Both experimental studies and the Di.N.A.S. Trial give direct and indirect evidence respectively that glycosaminoglycans, namely sulodexide, exert a remodeling activity on the extracellular matrix and basement membrane. On the other hand, in an experimental model of peritoneal fibrosis, we demonstrated that this agent has a protective effect on both structural and functional peritoneal alterations (5). Thus, sulodexide contributes favorably to remodeling a deranged peritoneal membrane. We speculate that the administration of sulodexide to PD patients interferes with mechanisms involved in peritoneal derangement and promotes favorable remodeling of the peritoneal membrane. Since this process obviously has a lingering effect, it may require a longer duration than that used in the present study to determine the full appearance of all expected peritoneal functional modifications (i.e., changes in D/D₀ and ultrafiltration). Furthermore, since remodeling may have a different impact on the cell compartment (which is mostly relevant in small molecule permeability) and on the extracellular matrix compartment [which is mostly relevant in large anionic molecule (protein) permeability], it is not surprising to observe a different time course of the sulodexide activity on different peritoneal permeability parameters, namely D/P albumin versus D/Ps of small molecules.

With reference to the remodeling activity of sulodexide, the effect of the drug on cytokines is interesting.
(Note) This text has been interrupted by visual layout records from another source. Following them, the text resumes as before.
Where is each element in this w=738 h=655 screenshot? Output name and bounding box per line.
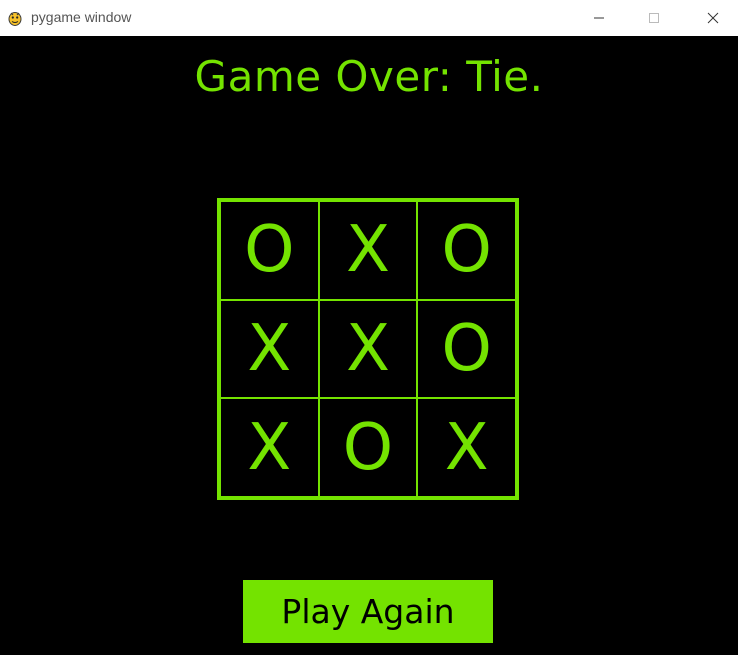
game-canvas: Game Over: Tie. O X O X X O X O X Play A… (0, 36, 738, 655)
board-cell-r3c1[interactable]: X (220, 398, 319, 497)
window-titlebar[interactable]: pygame window (0, 0, 738, 36)
minimize-button[interactable] (576, 0, 622, 36)
board-cell-r1c2[interactable]: X (318, 201, 418, 300)
board-cell-r1c3[interactable]: O (417, 201, 516, 300)
maximize-button[interactable] (631, 0, 677, 36)
board-cell-r2c3[interactable]: O (417, 299, 516, 399)
window-title: pygame window (31, 9, 132, 25)
pygame-snake-icon (8, 12, 22, 26)
game-status: Game Over: Tie. (194, 52, 544, 101)
board-cell-r2c1[interactable]: X (220, 299, 319, 399)
minimize-icon (594, 17, 604, 19)
board-cell-r1c1[interactable]: O (220, 201, 319, 300)
play-again-button[interactable]: Play Again (243, 580, 493, 643)
board-cell-r2c2[interactable]: X (318, 299, 418, 399)
board-cell-r3c2[interactable]: O (318, 398, 418, 497)
close-icon (707, 12, 719, 24)
close-button[interactable] (690, 0, 736, 36)
maximize-icon (649, 13, 659, 23)
board-cell-r3c3[interactable]: X (417, 398, 516, 497)
tic-tac-toe-board: O X O X X O X O X (217, 198, 519, 500)
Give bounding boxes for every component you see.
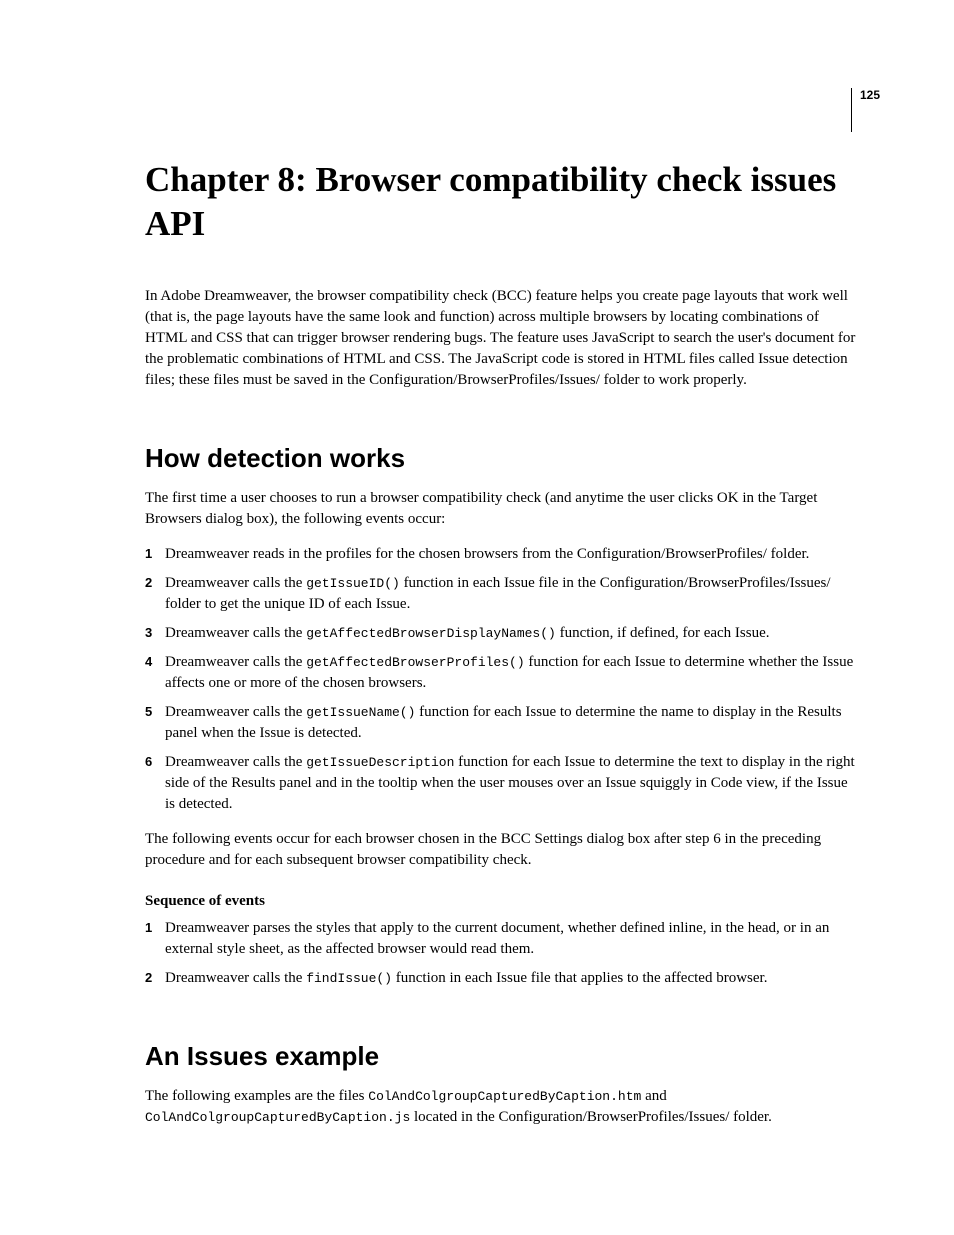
code-inline: getIssueName() [306, 705, 415, 720]
intro-paragraph: In Adobe Dreamweaver, the browser compat… [145, 286, 858, 391]
step-text: Dreamweaver calls the [165, 754, 306, 770]
step-text: Dreamweaver calls the [165, 970, 306, 986]
step-text: function in each Issue file that applies… [392, 970, 767, 986]
step-text: Dreamweaver calls the [165, 575, 306, 591]
section-how-detection-works: How detection works [145, 443, 858, 474]
code-inline: ColAndColgroupCapturedByCaption.js [145, 1110, 410, 1125]
text: and [641, 1088, 666, 1104]
step-text: Dreamweaver reads in the profiles for th… [165, 546, 809, 562]
page-number: 125 [851, 88, 880, 132]
list-item: Dreamweaver parses the styles that apply… [145, 918, 858, 960]
text: located in the Configuration/BrowserProf… [410, 1109, 772, 1125]
issues-example-paragraph: The following examples are the files Col… [145, 1086, 858, 1128]
code-inline: findIssue() [306, 971, 392, 986]
step-text: Dreamweaver parses the styles that apply… [165, 920, 829, 957]
code-inline: ColAndColgroupCapturedByCaption.htm [368, 1089, 641, 1104]
step-text: Dreamweaver calls the [165, 625, 306, 641]
list-item: Dreamweaver calls the getIssueName() fun… [145, 702, 858, 744]
chapter-title: Chapter 8: Browser compatibility check i… [145, 158, 858, 246]
page: 125 Chapter 8: Browser compatibility che… [0, 0, 954, 1235]
step-text: function, if defined, for each Issue. [556, 625, 770, 641]
text: The following examples are the files [145, 1088, 368, 1104]
step-text: Dreamweaver calls the [165, 654, 306, 670]
code-inline: getIssueID() [306, 576, 400, 591]
code-inline: getAffectedBrowserProfiles() [306, 655, 524, 670]
section1-lead: The first time a user chooses to run a b… [145, 488, 858, 530]
page-number-value: 125 [860, 88, 880, 102]
list-item: Dreamweaver calls the getIssueID() funct… [145, 573, 858, 615]
list-item: Dreamweaver calls the getAffectedBrowser… [145, 652, 858, 694]
list-item: Dreamweaver reads in the profiles for th… [145, 544, 858, 565]
sequence-steps-list: Dreamweaver parses the styles that apply… [145, 918, 858, 989]
sequence-subheading: Sequence of events [145, 893, 858, 910]
list-item: Dreamweaver calls the findIssue() functi… [145, 968, 858, 989]
step-text: Dreamweaver calls the [165, 704, 306, 720]
code-inline: getIssueDescription [306, 755, 454, 770]
list-item: Dreamweaver calls the getAffectedBrowser… [145, 623, 858, 644]
section1-trail: The following events occur for each brow… [145, 829, 858, 871]
list-item: Dreamweaver calls the getIssueDescriptio… [145, 752, 858, 815]
section-issues-example: An Issues example [145, 1041, 858, 1072]
code-inline: getAffectedBrowserDisplayNames() [306, 626, 556, 641]
detection-steps-list: Dreamweaver reads in the profiles for th… [145, 544, 858, 815]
Actually, a statistically significant and dose-dependent reduction of IL-6, IL-8, and IL-1β in the dialysis fluid was induced by sulodexide (Table 1). Interleukin-1β and IL-6 are known to induce collagen biosynthesis and fibroblast/mesangial cell proliferation (8,9), which strongly supports a role for these cytokines in the sclerogenic peritoneal response to chronic inflammatory stimuli. Interleukin-1β is also a potent inflammatory cytokine that orchestrates an inflammatory response to a number of acute and chronic stimuli (10,11). Therefore, the activities of sulodexide on ILs might be important in explaining the functional effects observed in PD patients during oral treatment with this agent.
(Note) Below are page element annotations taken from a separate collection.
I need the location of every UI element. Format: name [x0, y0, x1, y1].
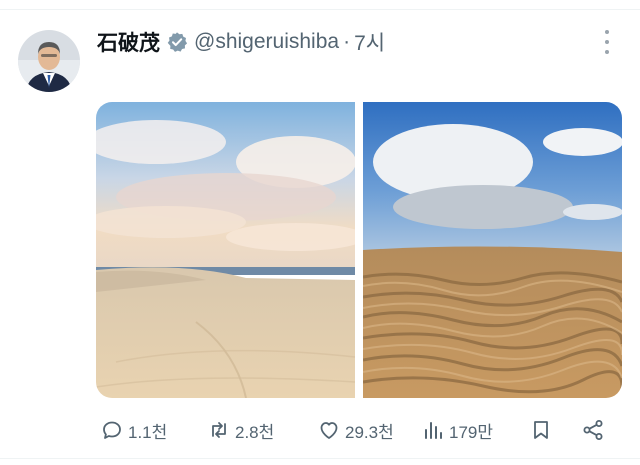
repost-icon — [207, 418, 231, 442]
views-chart-icon — [421, 418, 445, 442]
verified-badge-icon — [166, 31, 188, 53]
repost-button[interactable]: 2.8천 — [207, 412, 274, 448]
photo-dunes-sunrise[interactable] — [96, 102, 355, 398]
post-timestamp[interactable]: 7시 — [354, 27, 385, 57]
top-divider — [0, 9, 640, 10]
header-separator: · — [343, 30, 351, 53]
share-button[interactable] — [581, 412, 609, 448]
views-button[interactable]: 179만 — [421, 412, 493, 448]
repost-count: 2.8천 — [235, 422, 275, 442]
bookmark-button[interactable] — [529, 412, 557, 448]
avatar[interactable] — [18, 30, 80, 92]
reply-button[interactable]: 1.1천 — [100, 412, 167, 448]
more-options-icon[interactable] — [600, 30, 614, 54]
reply-icon — [100, 418, 124, 442]
action-bar: 1.1천 2.8천 29.3천 179만 — [0, 412, 640, 448]
heart-icon — [317, 418, 341, 442]
media-grid — [96, 102, 622, 398]
like-button[interactable]: 29.3천 — [317, 412, 394, 448]
like-count: 29.3천 — [345, 422, 394, 442]
bottom-divider — [0, 458, 640, 459]
views-count: 179만 — [449, 422, 494, 442]
photo-dunes-ripples[interactable] — [363, 102, 622, 398]
reply-count: 1.1천 — [128, 422, 168, 442]
bookmark-icon — [529, 418, 553, 442]
post-header: 石破茂 @shigeruishiba · 7시 — [97, 26, 385, 58]
author-handle[interactable]: @shigeruishiba — [194, 30, 339, 54]
author-name[interactable]: 石破茂 — [97, 27, 160, 57]
share-icon — [581, 418, 605, 442]
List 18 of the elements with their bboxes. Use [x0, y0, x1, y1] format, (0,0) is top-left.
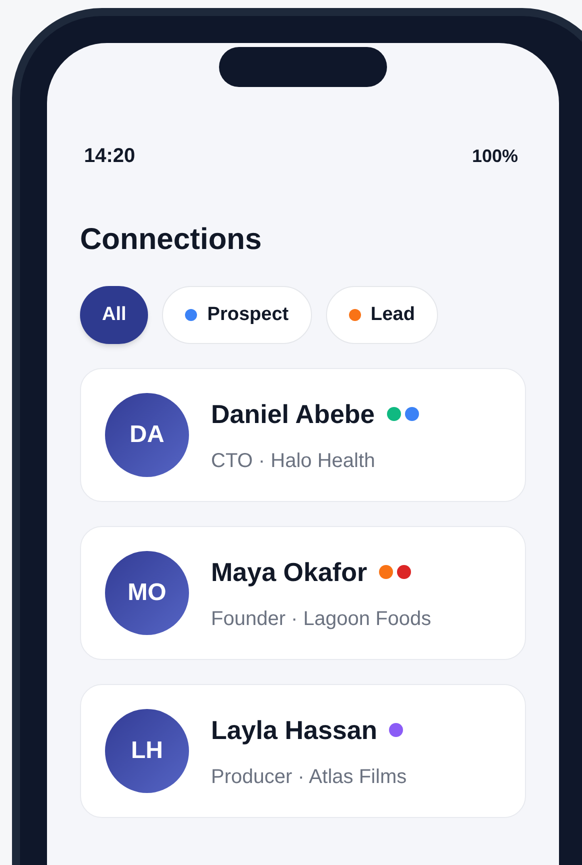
contact-card[interactable]: DA Daniel Abebe CTO · Halo Health: [80, 368, 526, 502]
avatar: DA: [105, 393, 189, 477]
contact-card[interactable]: MO Maya Okafor Founder · Lagoon Foods: [80, 526, 526, 660]
contact-subtitle: Founder · Lagoon Foods: [211, 606, 432, 632]
contact-name: Daniel Abebe: [211, 398, 375, 430]
avatar: MO: [105, 551, 189, 635]
contact-subtitle: CTO · Halo Health: [211, 448, 376, 474]
contact-name: Maya Okafor: [211, 556, 368, 588]
contact-subtitle: Producer · Atlas Films: [211, 764, 407, 790]
battery-level: 100%: [472, 144, 518, 168]
contact-card[interactable]: LH Layla Hassan Producer · Atlas Films: [80, 684, 526, 818]
contact-name: Layla Hassan: [211, 714, 378, 746]
status-time: 14:20: [84, 144, 136, 169]
page-title: Connections: [80, 222, 263, 258]
filter-chip[interactable]: Prospect: [162, 286, 312, 344]
avatar: LH: [105, 709, 189, 793]
filter-chip[interactable]: All: [80, 286, 148, 344]
filter-chip[interactable]: Lead: [326, 286, 438, 344]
On the other hand, the inhibition of IL by sulodexide might, in theory, favor peritonitis or worsen the course of peritonitis, the very serious complication of PD. We do not have any evidence whether this risk is real rather than theoretical. What we can say is that, in our limited and short-term experience with the present investigation, but particularly in the previous one in which the probably more risky intraperitoneal administration of sulodexide was employed (16 patients, 1 month treatment) (4), there were no peritonitis episodes. No other adverse effect was observed. In particular, the patients’ hydration status, residual renal function, blood pressure, and coagulation indices remained constant during the study (data not shown), and the patients’ ordinary therapy (diuretics, antihypertensive agents, etc.) did not require changes. No patients had coagulation disorders, hemorrhages, or side effects throughout the study.

In conclusion, this study shows that oral treatment with sulodexide in uremic patients on long-term CAPD improves some functional peritoneal membrane parameters. Whether sulodexide therapy may be a strategy effective in stopping peritoneal dialytic failure needs to be demonstrated by larger, controlled long-term trials. The present study suggests that higher dosages of sulodexide are probably necessary, and that 200 mg/day could be more appropriate for a systemic effect, as in the Di.N.A.S. study in a different clinical condition (7).